No wiec jedziemy z tym
koksem:
- Nie będziesz miał bogów cudzych przede mną- no tu zrozumiale.. nic nie dodam.
- Nie będziesz brał imienia Pana, Boga swego, nadaremnie. - tu akurat wszyscy wierni nadużywają w dowolnej ilości.
- Pamiętaj, abyś dzień święty święcił.- ojoj, święcą święcą.. a jak potem ich wszystko boli! że aż na niedzielna msze z kacem dojść nie mogą i za to będą się palić w piekle.
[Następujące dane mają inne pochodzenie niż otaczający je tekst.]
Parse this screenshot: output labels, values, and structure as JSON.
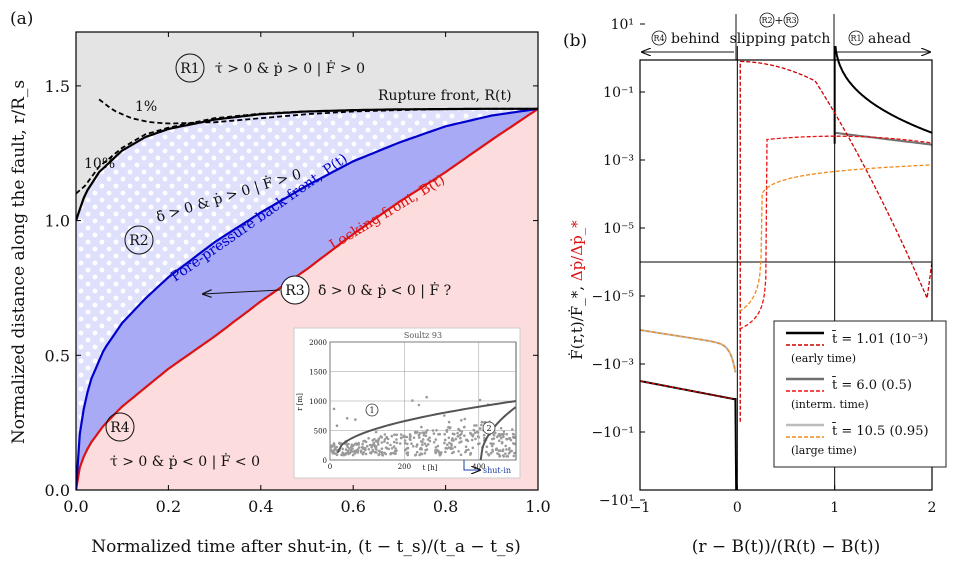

- Czcij ojca swego i matkę swoją.- staramy się, ale na szacunek tez trzeba sobie zasłużyć, nie wystarczy urodzić , bądź spłodzić w przypadku mężczyzny. No przykro mi .. czasy są jakie są.. Pan Bóg na pewno to przewidział, te wszystkie kryzysy, ciąże bez ślubu etc.. wiec jednym słowem znęca się i stawia wysoko poprzeczkę swoim wiernym.
- Nie zabijaj. - no nie zabijaj bliźniego rozumiem, ale resztę zabijamy bez ograniczeń, zabijamy czas, myśli, pragnienia, uczucia, pająka na ścianie, i inne zwierzęta które następnie spożywamy dziękując że mamy co jeść.
- Nie cudzołóż.- tu mam dylemacik (udawany) , bo cudzołóż.. chyba jest wyrazem złożonym.. pochodzi od cudze i loże.. czyli jak w naszym łożu to możemy robić co chcemy, ale w cudzym nie. No nie będę się rozpisywać...
- Nie kradnij.- nie możliwe jest nie kraść.. każdy od małego jak nie ukradł lizaka w sklepie, to gwizdnął gumkę w szkole koledze, a teraz okradamy jedni drugich zwalając na kogo popadnie, polityk na polityka, sąsiad na sąsiada etc... (kłamstwo też podobno jest grzechem, wiec grzech na grzechu !)
- Nie mów fałszywego świadectwa przeciw bliźniemu swemu.- oj, nie pamiętam żeby zdarzyło mi się “fałszywie” najeżdżać na szefowa! Jak coś mówimy to zawsze szerze i prawdziwie.
- Nie pożądaj żony bliźniego swego.- no jak nie pożądać .. jak ona jest taka ,że uf...!? Pożądać grzech, myśleć o niej grzech, najlepiej się wykastrować z wszystkich możliwych uczuć i będziemy wolni od pożądania
- Ani żadnej rzeczy, która jego jest.- no, to już jest zupełne ograniczenie pragnień. Ja przecież sąsiadowi dachówki nie ukradnę, tylko dlatego że też chce taką.. ale sobie na nią zarobię i kupię... ale pożądać mi nie wolno!? To od czego mamy marzenia? To przecież rodzaj pożądania..
Podsumowując.
Ja wiem że jestem grzesznica... grzeszę myślą (o każdej porze
dnia i nocy) , uczynkiem i zaniedbaniem.. ( zwłaszcza jak kładę
zlewkę i nic nie robię... lenistwo też grzech).
Ale mówią że jestem dobrym człowiekiem.. i chyba tego bedę się trzymać.